As informações e opinões formadas neste blog são de responsabilidade única do autor.

Mulheres ganham força e voz

Estadão Esportes

03 Agosto 2012 | 16h08

Esta é a Olimpíada delas. Pela primeira vez na história dos Jogos, todos os esportes têm modalidades femininas e todas as delegações dos 205 países participantes têm mulheres competindo em Londres. Dos 10,5 mil atletas, elas são 4.862 ou quase a metade. Também pela primeira vez na história, os dois líderes no ranking de medalhas olímpicas, EUA e China, têm mais mulheres do que homens em seus quadros.

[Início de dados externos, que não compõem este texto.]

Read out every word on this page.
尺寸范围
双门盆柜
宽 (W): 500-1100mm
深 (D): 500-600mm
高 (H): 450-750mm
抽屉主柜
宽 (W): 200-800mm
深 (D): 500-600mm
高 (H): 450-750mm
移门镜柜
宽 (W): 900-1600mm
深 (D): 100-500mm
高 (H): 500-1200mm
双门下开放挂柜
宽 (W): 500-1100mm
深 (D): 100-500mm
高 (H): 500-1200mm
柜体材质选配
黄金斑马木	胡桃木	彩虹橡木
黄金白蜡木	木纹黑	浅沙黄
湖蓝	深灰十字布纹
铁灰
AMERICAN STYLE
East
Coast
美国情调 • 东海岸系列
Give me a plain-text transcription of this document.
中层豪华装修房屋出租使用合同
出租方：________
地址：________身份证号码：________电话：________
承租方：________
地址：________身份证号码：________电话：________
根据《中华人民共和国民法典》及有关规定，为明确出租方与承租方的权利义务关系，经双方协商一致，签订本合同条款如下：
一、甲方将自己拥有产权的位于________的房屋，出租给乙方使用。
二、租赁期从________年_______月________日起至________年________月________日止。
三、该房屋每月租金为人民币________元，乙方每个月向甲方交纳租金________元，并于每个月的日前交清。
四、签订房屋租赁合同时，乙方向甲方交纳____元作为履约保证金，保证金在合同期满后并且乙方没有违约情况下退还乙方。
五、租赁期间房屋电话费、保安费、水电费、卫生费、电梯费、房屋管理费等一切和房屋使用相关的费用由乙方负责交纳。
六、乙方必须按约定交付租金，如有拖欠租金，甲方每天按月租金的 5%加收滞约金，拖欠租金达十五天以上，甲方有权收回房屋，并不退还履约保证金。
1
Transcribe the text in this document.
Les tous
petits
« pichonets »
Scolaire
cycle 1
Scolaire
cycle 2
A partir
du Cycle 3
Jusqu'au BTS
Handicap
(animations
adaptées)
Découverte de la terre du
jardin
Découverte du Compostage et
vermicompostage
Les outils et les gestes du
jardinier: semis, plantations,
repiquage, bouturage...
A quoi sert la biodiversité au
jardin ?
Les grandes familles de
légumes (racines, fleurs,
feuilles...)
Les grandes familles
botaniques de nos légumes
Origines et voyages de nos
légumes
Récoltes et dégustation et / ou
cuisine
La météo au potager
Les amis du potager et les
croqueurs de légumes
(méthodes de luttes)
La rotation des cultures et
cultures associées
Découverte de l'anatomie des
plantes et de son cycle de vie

Levantamento feito pelo Estado aponta que elas competem em maior número em 31 delegações – há menos de duas décadas, na Olimpíada de Atlanta, 26 países não tinham mulheres em suas equipes. Em Londres, entre os países com maioria feminina, pelo menos três são predominantemente muçulmanos. É pouco, mas ainda assim um avanço, principalmente diante da polêmica em torno do uso do véu islâmico, o hijab, que quase deixou duas atletas da Arábia Saudita fora da Olimpíada de 2012.

Com os cabelos cobertos, concessão do Comitê Olímpico Internacional, a judoca Wojdan Ali Seraj Abdulrahim Shahrkhani, estreia hoje no tatame (veja na página 4). Sua participação marca o derradeiro obstáculo para as mulheres em Olimpíadas, com a Arábia Saudita tornando-se o último país que faltava a aceitá-las, cedendo a uma forte pressão da comunidade internacional. Antes disso, Catar e Brunei já haviam anunciado que mandariam mulheres pela primeira vez.
Além da judoca, Sarah Attar defenderá a bandeira da Arábia Saudita na corrida de 800 metros no atletismo. É um feito e tanto. Até os Jogos de Los Angeles em 1984, as mulheres não podiam participar da corrida de maratona.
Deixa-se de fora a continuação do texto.